Amid Beijing’s renewed diplomatic outreach, the EU has adopted a series of measures that some analysts say signal a toughening stance on its trade relations with China. Last week, the European Commission started customs registration of electric vehicles imported from China, paving the way for a possible imposition of tariffs on Chinese EVs.

Additionally, the EU is moving closer to adopting an anti-forced-labor law, which could ban imports from China’s Xinjiang region, where some research and media reports suggest a large number of Uyghur Muslims are being subjected to forced labor, an accusation Beijing denies.

Szczudlik in Poland said the potential adoption of these trade measures shows that the EU’s handling of its trade relationship with China has gone from “setting up defensive tools” to “being offensive.”

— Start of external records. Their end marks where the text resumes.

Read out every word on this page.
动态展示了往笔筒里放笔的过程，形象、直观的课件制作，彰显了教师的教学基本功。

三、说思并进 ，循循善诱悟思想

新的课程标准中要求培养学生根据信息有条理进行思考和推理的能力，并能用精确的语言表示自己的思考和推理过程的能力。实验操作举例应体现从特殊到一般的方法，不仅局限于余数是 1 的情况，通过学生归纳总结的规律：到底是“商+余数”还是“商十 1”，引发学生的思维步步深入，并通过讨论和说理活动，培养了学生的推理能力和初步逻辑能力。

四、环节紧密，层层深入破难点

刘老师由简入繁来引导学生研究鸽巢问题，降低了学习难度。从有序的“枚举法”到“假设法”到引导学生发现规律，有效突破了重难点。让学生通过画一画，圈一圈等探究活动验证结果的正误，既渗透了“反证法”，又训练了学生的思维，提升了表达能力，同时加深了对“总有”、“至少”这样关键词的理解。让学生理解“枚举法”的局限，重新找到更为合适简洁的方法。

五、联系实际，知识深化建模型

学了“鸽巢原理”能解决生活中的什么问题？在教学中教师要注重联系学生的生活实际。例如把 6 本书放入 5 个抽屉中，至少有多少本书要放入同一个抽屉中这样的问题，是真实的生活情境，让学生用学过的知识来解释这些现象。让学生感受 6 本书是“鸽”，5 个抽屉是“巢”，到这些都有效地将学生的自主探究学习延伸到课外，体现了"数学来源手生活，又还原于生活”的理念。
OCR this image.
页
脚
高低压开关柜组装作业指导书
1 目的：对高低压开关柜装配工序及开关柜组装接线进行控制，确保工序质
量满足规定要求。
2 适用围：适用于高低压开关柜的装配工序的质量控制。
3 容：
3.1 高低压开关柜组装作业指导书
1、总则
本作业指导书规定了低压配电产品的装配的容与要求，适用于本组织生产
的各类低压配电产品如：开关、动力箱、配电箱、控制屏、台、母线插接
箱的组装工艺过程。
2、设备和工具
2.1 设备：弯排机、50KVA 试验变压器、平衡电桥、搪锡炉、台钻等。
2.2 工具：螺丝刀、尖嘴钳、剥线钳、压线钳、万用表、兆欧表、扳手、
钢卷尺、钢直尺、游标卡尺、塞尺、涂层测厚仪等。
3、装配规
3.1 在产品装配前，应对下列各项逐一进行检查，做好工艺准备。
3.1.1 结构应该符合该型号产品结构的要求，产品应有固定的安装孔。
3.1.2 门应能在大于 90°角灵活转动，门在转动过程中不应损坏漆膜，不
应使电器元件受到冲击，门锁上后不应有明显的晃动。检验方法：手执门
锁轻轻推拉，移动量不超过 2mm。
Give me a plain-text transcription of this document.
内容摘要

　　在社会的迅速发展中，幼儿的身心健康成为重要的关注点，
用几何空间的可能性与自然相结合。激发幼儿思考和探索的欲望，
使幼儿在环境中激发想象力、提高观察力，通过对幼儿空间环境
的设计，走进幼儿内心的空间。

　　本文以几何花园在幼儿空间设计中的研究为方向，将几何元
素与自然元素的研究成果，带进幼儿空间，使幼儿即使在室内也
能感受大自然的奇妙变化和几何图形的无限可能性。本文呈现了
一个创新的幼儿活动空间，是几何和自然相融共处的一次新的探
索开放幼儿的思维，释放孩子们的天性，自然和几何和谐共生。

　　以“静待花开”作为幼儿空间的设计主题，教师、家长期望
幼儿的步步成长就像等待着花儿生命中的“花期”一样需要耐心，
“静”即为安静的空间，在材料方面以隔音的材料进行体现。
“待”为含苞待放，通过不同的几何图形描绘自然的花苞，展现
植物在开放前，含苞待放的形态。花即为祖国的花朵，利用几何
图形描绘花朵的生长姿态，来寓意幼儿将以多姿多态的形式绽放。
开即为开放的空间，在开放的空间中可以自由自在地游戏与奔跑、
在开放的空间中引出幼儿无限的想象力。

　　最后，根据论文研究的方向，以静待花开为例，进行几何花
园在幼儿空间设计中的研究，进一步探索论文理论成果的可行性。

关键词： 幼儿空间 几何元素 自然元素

“This process is a good example that the EU is not toothless when it comes to China,” she said.

The EU is preparing to hold its parliamentary election in June, and European Commission President Ursula von der Leyen is running for reelection in 2024, but Ferenczy in Taiwan said she doesn’t expect any big changes in EU-China relations in the short term.

“I expect the European side to remain skeptical of China and push forward the same agenda,” she said, adding that the outcome of the two elections may have some impact on how the EU shapes its policies toward Beijing.